The Reserve Bank estimated that transporting coal to Richards Bay via rail costs around $11 per tonne, while trucking costs companies roughly $70 per ton.

South Africa’s largest iron ore producer, Kumba Iron Ore, previously said that it had lost R6 billion from Transnet inefficiencies.

Meanwhile, Eskom’s load-shedding and rising electricity costs have increased operational expenses, further eroding profitability.

While some progress is expected on the energy front as new generation units come online, rail and port logistics improvements remain slow and uncertain.

ArcelorMittal CEO, Kobus Verster

Some optimism for 2025, but many risks remain

The mining sector is navigating an increasingly complex global environment. At the start of 2025, the Minerals Council South Africa has outlined hopes for a more robust recovery.

Resolving key infrastructure issues, improving governance at the municipal level, and ensuring a stable electricity supply will be key to this.

Transnet’s freight rail performance is expected to improve, with projected volumes rising to over 170 million tonnes, compared to an estimated 160 to 165 million tonnes in 2024/25.

However, global uncertainties, including geopolitical tensions and potential trade disruptions from the return of United States protectionist policies, pose additional risks.

Commodity prices will remain significant in determining the trajectory of South Africa’s mining sector over the next year.

While gold prices are expected to remain strong due to global economic uncertainty, trade wars and slower global growth could adversely affect industrial metals.

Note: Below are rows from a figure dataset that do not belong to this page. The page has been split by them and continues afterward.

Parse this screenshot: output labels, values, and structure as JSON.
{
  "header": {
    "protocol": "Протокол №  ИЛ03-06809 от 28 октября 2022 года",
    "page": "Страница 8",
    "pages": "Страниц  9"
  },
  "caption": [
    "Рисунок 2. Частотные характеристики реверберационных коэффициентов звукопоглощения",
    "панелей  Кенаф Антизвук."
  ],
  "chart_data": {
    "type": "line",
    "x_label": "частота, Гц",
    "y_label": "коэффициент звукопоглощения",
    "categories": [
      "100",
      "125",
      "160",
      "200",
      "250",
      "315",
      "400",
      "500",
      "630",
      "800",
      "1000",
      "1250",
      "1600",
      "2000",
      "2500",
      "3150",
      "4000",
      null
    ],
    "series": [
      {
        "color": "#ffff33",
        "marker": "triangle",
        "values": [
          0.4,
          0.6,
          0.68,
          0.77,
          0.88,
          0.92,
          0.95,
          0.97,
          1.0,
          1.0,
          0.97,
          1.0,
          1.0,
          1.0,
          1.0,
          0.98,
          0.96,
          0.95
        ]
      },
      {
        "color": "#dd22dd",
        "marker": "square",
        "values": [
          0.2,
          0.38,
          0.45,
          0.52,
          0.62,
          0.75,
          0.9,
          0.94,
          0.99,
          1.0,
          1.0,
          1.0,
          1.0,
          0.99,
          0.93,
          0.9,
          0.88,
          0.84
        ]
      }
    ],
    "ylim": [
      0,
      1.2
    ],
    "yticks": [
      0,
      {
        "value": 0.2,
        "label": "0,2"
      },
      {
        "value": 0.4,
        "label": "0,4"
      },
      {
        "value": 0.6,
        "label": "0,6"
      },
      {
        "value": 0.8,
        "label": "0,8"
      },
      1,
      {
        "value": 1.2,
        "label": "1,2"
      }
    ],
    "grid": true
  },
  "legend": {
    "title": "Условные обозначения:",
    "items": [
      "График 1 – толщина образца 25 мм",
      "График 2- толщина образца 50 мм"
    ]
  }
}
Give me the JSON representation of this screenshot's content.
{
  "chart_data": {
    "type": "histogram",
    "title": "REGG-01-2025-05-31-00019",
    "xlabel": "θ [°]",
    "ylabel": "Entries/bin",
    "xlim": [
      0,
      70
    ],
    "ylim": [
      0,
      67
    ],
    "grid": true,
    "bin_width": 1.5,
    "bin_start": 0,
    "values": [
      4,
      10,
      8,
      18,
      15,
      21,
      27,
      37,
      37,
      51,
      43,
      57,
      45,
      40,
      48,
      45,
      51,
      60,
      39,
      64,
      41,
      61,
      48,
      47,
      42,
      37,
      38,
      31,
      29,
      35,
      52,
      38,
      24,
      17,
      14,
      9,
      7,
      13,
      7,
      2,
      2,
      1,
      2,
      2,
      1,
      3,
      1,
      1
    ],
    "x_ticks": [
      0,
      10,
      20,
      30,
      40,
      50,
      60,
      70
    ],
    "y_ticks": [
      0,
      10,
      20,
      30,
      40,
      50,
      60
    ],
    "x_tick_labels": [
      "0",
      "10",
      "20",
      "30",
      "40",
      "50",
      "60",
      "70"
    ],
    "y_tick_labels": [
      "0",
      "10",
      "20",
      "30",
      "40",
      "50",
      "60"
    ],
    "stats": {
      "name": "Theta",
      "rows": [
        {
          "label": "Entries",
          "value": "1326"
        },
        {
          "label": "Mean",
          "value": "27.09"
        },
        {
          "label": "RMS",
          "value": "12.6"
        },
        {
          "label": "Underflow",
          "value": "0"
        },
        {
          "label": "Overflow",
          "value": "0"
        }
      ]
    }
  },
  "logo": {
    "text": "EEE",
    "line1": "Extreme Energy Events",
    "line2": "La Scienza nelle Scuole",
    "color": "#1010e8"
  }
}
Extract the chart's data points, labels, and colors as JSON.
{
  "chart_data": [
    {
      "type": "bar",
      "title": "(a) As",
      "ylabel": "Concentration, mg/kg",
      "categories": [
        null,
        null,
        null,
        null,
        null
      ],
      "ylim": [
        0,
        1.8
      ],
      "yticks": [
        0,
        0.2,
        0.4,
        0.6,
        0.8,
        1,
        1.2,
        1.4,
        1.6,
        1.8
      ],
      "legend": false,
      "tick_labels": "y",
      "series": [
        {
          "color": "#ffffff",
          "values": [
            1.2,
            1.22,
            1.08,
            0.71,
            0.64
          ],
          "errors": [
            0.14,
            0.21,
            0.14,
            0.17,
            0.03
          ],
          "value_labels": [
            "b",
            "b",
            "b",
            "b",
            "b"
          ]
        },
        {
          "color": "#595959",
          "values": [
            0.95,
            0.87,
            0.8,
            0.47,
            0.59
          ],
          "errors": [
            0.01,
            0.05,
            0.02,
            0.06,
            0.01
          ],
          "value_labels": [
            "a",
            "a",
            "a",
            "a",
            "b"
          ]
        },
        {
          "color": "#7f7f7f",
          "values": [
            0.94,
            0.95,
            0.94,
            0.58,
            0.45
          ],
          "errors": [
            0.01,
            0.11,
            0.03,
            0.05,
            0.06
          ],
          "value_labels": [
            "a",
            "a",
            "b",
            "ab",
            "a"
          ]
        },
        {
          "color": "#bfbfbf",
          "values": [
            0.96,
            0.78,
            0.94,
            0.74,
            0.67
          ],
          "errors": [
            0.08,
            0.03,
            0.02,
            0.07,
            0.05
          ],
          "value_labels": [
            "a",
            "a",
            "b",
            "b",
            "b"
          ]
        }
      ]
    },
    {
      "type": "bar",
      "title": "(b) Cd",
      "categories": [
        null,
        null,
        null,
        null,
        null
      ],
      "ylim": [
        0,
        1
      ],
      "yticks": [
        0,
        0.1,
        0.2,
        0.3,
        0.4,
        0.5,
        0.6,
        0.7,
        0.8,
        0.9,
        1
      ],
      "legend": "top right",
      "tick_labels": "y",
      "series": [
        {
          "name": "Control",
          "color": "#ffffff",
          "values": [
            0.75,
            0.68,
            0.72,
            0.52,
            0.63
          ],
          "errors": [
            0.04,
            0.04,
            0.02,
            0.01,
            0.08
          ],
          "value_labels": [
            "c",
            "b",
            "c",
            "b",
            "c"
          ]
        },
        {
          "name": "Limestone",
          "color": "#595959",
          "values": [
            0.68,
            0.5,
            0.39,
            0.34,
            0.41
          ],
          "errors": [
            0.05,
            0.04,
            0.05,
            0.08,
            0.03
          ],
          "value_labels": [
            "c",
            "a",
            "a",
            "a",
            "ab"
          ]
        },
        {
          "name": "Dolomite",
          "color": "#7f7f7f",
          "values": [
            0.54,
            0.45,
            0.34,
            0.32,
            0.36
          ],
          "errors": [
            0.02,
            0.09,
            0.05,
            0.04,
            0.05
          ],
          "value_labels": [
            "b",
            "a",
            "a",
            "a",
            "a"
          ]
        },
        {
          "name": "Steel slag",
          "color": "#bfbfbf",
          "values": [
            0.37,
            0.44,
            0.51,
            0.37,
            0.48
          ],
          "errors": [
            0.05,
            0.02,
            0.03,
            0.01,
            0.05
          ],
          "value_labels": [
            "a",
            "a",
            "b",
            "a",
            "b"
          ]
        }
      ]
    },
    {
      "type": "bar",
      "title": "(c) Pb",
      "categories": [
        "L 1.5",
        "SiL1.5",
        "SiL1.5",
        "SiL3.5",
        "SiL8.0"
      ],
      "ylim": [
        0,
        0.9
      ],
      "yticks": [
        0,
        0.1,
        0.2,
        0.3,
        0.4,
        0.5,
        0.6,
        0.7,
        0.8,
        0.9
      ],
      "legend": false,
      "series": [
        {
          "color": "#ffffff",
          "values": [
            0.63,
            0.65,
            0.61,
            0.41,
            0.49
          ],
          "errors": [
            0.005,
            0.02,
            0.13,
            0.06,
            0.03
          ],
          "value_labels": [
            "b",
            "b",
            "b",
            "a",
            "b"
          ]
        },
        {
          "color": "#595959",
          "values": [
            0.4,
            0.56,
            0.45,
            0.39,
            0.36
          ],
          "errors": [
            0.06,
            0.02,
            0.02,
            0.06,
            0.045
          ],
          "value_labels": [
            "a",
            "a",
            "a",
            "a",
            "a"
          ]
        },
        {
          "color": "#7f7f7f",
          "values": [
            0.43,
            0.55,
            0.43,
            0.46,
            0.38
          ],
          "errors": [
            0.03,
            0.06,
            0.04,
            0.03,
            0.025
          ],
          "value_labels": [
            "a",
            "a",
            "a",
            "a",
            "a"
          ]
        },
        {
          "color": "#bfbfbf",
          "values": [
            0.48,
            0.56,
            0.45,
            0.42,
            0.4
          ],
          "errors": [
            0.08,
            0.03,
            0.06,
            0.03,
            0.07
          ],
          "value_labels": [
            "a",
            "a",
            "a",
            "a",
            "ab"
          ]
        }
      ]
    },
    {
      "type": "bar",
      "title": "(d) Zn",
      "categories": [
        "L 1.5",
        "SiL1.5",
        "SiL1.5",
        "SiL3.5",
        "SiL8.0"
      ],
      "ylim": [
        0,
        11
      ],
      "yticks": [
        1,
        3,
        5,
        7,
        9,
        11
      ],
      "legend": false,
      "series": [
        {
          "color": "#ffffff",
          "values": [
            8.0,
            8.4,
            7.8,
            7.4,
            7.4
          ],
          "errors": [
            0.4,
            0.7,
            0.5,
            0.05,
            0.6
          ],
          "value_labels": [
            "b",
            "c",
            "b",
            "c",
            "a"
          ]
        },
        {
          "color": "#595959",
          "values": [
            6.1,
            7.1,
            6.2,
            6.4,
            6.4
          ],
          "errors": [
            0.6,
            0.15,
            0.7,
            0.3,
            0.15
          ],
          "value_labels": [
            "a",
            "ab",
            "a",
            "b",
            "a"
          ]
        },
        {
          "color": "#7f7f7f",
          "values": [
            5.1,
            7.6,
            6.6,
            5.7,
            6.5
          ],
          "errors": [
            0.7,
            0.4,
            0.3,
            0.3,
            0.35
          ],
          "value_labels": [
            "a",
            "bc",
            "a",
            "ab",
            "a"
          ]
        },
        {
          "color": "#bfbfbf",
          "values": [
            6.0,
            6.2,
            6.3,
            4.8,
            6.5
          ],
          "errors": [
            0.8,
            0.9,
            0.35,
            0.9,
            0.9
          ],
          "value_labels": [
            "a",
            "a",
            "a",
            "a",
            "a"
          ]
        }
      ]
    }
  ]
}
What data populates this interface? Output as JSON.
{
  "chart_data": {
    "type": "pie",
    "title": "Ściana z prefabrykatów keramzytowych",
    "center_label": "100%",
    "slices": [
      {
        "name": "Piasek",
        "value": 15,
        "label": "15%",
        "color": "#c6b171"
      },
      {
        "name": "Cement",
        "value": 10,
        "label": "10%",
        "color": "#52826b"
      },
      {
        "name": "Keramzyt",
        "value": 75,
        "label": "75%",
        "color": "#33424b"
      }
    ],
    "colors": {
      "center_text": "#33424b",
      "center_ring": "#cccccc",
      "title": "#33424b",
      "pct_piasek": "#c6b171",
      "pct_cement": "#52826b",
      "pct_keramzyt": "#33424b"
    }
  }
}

If global trade weakens, industrial metal prices could remain depressed, further impacting the mining sector’s profitability and tax contributions.

Despite these headwinds, stakeholders remain cautiously optimistic that structural reforms and targeted investments could help stabilise and eventually rejuvenate South Africa’s mining industry.

However, the sector risks continued declining without decisive action to address domestic bottlenecks and improve competitiveness.

Should this decline continue, it will have severe consequences for employment, revenue generation, and economic stability in South Africa.